I want to solve the following problem (20-4 in Lee's book on smooth manifolds, second edition):
I am quite new to these affairs, and would like you to check my proof.
My attempt at a solution:
In rigor, we should perhaps write
$$
F(X,Y)=\exp(X)|_A\exp|_B(Y)
$$
From Prop. 20.8(e) of the same book, I know that the exponential map restricts to a diffeomorphism from a neighborhood of $0\in \mathfrak{g}$ to a neighborhood of $e\in G$. So there is a neighborhood $U$ of $0$ such that $\exp|_U$ is a diffeomorphism, and therefore both $\exp|_{U\cap A}$ and $\exp|_{U\cap B}$ are also diffeomorphisms.

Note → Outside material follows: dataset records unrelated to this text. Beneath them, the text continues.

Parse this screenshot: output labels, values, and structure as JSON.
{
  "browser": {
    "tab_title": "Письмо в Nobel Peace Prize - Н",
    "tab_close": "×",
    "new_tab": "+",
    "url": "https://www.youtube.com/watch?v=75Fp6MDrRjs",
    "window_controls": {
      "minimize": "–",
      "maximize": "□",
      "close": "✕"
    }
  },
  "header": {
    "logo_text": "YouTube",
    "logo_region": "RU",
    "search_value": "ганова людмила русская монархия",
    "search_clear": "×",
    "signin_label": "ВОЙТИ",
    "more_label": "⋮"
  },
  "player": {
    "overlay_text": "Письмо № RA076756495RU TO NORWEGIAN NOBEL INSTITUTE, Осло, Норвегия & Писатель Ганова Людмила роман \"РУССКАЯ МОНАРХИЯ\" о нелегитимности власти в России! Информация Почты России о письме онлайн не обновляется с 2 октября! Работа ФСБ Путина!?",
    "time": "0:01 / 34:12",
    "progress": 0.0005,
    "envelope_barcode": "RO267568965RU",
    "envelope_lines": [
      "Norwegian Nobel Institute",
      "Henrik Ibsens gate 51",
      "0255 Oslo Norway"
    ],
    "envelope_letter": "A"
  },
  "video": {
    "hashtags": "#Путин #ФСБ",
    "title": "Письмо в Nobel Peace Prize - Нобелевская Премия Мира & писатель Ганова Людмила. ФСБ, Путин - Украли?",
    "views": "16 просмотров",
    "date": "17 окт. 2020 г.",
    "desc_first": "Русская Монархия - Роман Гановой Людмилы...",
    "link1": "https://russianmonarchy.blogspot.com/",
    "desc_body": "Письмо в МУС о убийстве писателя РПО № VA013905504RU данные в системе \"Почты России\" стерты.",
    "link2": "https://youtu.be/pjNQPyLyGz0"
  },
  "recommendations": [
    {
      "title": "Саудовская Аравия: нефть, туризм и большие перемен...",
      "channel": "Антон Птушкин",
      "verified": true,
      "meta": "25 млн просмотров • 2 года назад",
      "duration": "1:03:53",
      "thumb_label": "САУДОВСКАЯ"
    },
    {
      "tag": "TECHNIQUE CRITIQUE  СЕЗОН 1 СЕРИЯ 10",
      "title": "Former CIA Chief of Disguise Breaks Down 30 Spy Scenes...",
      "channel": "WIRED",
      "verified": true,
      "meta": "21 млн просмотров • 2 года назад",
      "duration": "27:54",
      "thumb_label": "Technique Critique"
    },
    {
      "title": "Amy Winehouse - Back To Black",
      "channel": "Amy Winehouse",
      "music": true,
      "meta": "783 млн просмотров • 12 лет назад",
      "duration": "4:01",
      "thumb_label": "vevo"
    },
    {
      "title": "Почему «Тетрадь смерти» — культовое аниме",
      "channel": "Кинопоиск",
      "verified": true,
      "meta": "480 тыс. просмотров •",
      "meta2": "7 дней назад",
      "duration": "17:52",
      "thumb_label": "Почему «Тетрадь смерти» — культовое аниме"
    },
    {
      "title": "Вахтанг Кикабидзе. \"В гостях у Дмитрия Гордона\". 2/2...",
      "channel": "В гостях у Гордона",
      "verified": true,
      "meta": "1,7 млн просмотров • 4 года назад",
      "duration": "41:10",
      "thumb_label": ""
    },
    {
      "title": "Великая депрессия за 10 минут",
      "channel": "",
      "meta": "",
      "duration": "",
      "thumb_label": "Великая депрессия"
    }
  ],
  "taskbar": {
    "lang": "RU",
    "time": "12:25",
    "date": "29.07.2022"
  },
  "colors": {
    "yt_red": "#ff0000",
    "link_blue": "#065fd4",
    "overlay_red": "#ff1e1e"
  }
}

Take $V=U\cap A\times U\cap B$. Notice that $(0,0)\in V$. Also,
$$
F|_V(X,Y)=\exp|_{U\cap A}(X) \exp|_{U\cap B}(Y)=\\
=\exp|_{U\cap A}(\pi_1(X,Y)) \exp|_{U\cap B}(\pi_2(X,Y))
$$
So $F=(\exp|_{U\cap A}\circ\pi_1)\cdot (\exp|_{U\cap B}\circ\pi_2)$. Being the product of the composition of diffeomorphisms, $F$ is itself a diffeomorphism. $\square$
The differential of $exp$ at $0$ is the identity. This implies that $\partial_XF(X,Y)_{(0,0)}(u)=u$ and $\partial_YF(X,Y)_{(0,0)}(v)=v$. We deduce that $dF_{(0,0)}=Id$. The local inversion theorem implies that $F$ is a local diffeomorphism in a neighborhood of $(0,0)$.
For your argument $dim(U\cap A)<dim G$, so $exp_{\mid U\cap A}$ cannot be a diffeomorphism.